Ils sont disponibles, compétents, bienveillants et parfois agaçants. Les agents de conformité incarnent à la fois le garde-fou rassurant et la barrière frustrante. Chez les conseillers, le service de conformité suscite des sentiments partagés, révèle le Pointage des courtiers multidisciplinaires.
« Au lieu de dire de mettre un casque à vélo et de rouler lentement, ils sont du genre à interdire le vélo », dit un répondant. Une métaphore qui résume cette idée répandue : la conformité protège, mais au prix d’une vigilance perçue parfois comme excessive par certains.
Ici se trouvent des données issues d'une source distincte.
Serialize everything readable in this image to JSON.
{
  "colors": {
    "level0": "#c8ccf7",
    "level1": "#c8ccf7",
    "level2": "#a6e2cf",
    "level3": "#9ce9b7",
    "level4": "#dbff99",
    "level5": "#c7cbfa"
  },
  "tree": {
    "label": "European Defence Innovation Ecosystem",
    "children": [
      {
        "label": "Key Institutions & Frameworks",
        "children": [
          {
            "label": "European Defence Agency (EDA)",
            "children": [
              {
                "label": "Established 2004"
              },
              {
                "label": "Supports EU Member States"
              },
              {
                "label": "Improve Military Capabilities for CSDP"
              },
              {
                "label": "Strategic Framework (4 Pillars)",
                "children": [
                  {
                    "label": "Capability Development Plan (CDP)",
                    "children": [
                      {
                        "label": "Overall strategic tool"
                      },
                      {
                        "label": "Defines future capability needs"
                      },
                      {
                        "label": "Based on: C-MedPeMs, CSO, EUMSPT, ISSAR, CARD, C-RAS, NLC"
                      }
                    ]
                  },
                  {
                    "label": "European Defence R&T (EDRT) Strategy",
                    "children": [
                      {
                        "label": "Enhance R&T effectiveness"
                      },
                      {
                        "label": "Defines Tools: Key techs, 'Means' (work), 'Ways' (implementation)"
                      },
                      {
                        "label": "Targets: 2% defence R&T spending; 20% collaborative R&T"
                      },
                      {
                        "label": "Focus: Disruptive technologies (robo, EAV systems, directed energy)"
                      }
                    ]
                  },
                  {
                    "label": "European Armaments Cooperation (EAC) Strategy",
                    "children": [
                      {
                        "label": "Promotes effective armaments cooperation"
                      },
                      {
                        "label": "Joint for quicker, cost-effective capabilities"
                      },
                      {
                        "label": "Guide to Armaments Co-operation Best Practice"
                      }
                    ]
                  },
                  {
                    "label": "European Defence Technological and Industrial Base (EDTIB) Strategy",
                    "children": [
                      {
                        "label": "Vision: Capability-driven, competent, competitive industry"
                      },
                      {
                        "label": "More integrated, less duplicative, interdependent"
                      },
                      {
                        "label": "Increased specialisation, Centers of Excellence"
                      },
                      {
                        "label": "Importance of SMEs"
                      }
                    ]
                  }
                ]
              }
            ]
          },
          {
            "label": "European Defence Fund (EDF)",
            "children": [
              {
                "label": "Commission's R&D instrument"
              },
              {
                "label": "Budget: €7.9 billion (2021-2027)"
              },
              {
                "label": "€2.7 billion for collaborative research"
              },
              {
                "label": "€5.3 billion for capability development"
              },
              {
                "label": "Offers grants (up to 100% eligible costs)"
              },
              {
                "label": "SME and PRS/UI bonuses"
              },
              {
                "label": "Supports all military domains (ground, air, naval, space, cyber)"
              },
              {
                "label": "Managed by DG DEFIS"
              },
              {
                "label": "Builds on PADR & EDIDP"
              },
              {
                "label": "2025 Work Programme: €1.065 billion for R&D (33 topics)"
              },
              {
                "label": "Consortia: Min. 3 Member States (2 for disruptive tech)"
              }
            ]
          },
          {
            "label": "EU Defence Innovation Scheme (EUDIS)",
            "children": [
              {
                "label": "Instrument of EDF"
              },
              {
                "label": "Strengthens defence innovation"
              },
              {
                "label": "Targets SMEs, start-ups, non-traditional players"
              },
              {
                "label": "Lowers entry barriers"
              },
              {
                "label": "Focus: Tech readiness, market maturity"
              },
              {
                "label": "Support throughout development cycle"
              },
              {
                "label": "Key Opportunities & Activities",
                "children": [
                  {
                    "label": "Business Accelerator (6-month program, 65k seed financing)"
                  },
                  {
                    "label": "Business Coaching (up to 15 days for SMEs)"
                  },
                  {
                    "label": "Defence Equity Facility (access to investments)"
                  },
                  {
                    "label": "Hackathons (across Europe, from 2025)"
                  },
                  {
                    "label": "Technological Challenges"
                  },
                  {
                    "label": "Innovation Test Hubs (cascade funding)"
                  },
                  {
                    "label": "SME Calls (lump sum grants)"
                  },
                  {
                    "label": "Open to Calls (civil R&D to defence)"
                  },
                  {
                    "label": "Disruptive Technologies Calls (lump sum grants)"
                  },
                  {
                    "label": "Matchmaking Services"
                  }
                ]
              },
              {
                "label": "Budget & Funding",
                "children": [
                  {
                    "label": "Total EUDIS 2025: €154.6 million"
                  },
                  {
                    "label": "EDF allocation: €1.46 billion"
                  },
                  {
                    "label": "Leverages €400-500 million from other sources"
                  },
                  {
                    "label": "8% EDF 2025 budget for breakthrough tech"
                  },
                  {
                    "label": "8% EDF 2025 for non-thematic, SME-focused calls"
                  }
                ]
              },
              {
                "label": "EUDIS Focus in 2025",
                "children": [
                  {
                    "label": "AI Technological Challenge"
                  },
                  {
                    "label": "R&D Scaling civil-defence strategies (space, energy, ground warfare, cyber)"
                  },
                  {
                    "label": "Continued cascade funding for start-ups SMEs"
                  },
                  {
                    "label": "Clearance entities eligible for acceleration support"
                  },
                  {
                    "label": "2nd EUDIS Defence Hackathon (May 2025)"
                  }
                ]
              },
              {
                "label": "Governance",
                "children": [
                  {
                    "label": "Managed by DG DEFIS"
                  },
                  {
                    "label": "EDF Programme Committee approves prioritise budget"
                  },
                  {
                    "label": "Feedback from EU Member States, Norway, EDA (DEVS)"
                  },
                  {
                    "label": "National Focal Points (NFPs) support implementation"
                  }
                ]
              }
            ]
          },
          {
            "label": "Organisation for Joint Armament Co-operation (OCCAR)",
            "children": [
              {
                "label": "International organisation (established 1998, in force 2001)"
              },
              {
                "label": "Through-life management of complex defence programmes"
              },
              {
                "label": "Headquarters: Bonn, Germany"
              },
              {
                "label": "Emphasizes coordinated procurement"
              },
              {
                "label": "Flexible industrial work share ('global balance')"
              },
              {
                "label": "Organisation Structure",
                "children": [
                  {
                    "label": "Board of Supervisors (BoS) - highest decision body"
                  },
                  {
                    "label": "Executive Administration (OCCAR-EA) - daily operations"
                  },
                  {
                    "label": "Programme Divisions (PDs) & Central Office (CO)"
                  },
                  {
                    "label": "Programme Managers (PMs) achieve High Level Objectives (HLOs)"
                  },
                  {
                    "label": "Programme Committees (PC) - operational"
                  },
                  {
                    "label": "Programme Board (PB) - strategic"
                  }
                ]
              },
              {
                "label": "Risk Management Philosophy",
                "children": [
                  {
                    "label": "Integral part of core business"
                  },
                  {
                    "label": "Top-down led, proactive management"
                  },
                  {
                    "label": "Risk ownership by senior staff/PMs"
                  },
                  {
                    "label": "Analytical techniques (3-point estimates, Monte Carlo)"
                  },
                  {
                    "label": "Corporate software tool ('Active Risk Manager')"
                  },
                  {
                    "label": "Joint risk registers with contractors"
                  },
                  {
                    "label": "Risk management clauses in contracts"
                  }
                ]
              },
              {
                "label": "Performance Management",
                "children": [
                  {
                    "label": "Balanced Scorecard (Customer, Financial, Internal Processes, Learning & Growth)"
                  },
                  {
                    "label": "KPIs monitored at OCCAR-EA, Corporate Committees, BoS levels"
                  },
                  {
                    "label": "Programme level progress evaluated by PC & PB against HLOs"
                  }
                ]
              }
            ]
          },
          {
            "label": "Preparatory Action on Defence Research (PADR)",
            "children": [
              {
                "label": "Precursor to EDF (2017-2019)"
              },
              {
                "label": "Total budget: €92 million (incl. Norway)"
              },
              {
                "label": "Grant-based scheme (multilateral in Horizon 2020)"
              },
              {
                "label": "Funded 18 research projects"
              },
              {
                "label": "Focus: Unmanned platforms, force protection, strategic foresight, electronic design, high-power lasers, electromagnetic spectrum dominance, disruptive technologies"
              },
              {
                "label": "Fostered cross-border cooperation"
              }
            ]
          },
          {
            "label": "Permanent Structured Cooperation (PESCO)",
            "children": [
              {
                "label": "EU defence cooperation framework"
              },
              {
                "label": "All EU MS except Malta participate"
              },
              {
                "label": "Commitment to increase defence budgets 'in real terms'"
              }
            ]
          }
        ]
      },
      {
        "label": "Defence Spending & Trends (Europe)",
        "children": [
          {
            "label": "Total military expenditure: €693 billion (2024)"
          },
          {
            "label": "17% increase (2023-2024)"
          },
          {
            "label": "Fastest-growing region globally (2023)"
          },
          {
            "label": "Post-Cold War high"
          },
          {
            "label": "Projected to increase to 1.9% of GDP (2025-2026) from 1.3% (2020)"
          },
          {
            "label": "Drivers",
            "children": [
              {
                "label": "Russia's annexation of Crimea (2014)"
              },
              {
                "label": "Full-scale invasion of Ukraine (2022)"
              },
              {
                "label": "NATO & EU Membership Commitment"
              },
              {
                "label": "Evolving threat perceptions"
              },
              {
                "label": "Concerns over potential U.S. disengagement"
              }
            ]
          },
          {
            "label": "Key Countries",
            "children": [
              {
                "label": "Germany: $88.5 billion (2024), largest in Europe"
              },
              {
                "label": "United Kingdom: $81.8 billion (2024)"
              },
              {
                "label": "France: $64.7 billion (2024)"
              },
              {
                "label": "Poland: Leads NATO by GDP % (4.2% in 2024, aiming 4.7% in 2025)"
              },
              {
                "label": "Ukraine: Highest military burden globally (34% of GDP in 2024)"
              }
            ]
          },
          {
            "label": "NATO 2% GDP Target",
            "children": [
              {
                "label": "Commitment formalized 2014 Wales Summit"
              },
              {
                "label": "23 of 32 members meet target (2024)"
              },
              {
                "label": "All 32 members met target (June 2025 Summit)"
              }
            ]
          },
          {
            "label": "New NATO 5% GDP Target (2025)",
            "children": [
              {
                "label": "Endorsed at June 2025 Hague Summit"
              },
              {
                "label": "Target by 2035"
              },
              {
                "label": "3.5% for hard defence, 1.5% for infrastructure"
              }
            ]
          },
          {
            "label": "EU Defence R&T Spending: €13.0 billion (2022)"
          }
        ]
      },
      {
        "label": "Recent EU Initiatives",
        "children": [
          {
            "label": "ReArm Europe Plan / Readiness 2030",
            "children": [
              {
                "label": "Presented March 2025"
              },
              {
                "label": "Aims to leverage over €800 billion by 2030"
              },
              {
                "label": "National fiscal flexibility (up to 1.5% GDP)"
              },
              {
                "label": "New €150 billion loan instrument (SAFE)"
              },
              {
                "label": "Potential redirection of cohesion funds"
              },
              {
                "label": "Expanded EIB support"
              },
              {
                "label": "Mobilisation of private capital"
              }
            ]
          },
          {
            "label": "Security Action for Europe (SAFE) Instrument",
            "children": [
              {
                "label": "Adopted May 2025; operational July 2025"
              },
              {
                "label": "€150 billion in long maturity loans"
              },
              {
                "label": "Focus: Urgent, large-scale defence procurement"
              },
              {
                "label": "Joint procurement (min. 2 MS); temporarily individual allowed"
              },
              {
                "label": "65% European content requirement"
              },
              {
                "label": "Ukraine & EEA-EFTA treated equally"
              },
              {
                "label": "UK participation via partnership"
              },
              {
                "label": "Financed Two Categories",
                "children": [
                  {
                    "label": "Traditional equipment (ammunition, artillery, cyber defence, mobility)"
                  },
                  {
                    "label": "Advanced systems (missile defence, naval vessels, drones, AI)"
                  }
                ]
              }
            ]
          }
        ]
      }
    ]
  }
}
Au critère d’évaluation « soutien et relation avec le service de conformité », la moyenne est de 8,8 sur 10 et l’importance perçue, de 9,2. En tout, 68 % des répondants ont donné une note de 9 ou 10 à ce critère, contre 9 % d’insatisfaits (6 ou moins), ce qui est une faible portion.
Les aspects évalués incluent la qualité des interactions, la pertinence des réponses, la rapidité des rétroactions et, dans certains cas, la clarté des formations.
Les avis des sondés révèlent des irritants. Certains trouvent les agents de conformité « trop pointilleux » ou « zélés ». D’autres dénoncent des réponses tardives, ou des changements réglementaires communiqués après coup, comme ce conseiller qui dit avoir été informé plusieurs mois plus tard des modifications réglementaires concernant les fonds de revenus viagers.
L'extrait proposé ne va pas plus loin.